There are false assumptions stated or embedded in this article about why we have foreign exchange reserves. They're not earning income - so what? It's preserving their capital value and their liquidity that matters most. We need to hold more reserves for 'rough times' - why? so we can stop the currency falling and thus helping us through the rough times? No thank you.

Try reading this article from 2012 for a more complete understanding of what foreign reserves are there for and why more gold serves almost none of the requirements.

http://www.rba.gov.au/publications/bulletin/2012/dec/pdf/bu-1212-7.pdf

Ben
June 08, 2018

Great article today. Just wondering your thoughts as to whether or not the RBA make take this on board and perhaps even act on it, in the hope of therefore not even pondering the thought of increasing the cash rate, hence our mortgage interest rates? Of course the cash rate isn't going to increase 'til late 2019... but to nip it in the but by increasing our Gold Assets surely our economy is to benefit?

Felix Huxley
June 07, 2018

I think you are missing the deeper point about Central Banks offloading gold. It is no longer "money" in any practical sense. When it was "money" it was responsible for severe boom/bust cycles in European and US economies, deflation and a significant contributor to depressions, recessions, stagnant living standards and high unemployment, including the 1930's.
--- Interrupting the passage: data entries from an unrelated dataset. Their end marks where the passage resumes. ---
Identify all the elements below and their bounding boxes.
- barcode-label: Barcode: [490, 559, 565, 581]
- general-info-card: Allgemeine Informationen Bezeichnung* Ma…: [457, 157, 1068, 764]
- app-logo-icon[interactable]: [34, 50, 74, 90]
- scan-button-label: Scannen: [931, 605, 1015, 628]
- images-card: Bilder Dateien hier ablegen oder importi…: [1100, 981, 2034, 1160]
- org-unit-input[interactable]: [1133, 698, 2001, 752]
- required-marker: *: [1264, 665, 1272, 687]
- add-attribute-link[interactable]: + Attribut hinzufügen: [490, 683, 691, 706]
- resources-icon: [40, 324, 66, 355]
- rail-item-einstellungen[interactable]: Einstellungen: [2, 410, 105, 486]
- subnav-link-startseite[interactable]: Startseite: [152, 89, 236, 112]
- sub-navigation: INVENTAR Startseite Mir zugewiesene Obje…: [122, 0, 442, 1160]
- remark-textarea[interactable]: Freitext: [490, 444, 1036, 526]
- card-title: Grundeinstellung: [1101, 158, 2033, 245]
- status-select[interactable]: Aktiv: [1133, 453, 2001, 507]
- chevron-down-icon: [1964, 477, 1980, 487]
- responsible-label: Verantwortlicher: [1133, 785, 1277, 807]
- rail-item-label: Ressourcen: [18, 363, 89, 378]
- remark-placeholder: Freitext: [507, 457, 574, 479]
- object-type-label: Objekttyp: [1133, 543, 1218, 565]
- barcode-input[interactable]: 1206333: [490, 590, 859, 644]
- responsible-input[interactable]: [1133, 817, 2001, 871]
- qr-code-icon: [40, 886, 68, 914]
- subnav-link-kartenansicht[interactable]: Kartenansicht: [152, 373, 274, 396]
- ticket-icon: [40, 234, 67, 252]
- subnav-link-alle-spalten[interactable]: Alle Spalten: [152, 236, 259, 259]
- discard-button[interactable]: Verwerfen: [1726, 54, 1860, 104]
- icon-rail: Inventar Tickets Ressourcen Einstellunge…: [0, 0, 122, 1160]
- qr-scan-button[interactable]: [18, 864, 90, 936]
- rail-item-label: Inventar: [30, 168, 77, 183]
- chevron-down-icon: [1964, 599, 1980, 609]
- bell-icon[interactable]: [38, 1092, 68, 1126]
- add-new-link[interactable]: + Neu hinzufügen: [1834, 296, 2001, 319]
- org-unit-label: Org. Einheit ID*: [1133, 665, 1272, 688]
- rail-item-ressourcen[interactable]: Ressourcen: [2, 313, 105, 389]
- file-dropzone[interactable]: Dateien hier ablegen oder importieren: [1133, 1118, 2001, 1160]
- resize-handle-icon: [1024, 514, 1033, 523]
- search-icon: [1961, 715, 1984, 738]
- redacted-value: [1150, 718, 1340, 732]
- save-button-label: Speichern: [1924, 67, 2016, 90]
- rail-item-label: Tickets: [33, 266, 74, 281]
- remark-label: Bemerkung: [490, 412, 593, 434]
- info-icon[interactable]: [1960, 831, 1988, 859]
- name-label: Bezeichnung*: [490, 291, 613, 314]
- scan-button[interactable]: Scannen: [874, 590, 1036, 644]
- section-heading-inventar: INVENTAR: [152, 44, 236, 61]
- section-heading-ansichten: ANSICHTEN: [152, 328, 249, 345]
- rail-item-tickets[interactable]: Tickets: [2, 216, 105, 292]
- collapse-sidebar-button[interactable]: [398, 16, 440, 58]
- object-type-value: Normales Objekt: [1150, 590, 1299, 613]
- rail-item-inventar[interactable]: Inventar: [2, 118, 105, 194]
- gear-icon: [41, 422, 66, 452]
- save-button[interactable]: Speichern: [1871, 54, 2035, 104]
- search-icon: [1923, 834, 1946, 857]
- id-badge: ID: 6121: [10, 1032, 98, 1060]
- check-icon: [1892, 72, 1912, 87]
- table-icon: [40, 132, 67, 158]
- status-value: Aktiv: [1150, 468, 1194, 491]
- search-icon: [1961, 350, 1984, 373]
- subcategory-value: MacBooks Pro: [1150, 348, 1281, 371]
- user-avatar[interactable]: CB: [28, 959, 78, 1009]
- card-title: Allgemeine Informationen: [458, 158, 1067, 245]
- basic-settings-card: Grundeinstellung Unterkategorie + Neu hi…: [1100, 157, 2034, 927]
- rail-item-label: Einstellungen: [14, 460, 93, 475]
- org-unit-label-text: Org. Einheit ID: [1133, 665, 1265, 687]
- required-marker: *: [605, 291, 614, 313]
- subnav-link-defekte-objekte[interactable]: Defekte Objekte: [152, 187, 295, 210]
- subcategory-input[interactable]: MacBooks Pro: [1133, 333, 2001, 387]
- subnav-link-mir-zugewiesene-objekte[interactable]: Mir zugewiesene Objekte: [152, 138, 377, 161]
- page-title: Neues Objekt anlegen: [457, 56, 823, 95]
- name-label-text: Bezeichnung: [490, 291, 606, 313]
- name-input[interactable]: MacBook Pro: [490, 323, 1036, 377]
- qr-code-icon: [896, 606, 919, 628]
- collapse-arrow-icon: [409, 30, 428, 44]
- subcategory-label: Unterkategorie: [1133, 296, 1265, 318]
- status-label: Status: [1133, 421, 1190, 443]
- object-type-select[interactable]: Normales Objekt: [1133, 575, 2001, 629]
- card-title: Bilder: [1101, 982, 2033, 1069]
Ditching physical gold as money as well as the gold standard has liberated modern economies to target sufficient inflation to keep economies growing and we would not be enjoying our living standards had we maintained the fixation on tying our economic capacity to the supply of a shiny metal used primarily for jewellery.

The fact that Central Banks missed out on appreciation of value shortly after reducing their holdings in the 1990's is irrelevant because capital appreciation is not and should not be the purpose of reserves or money.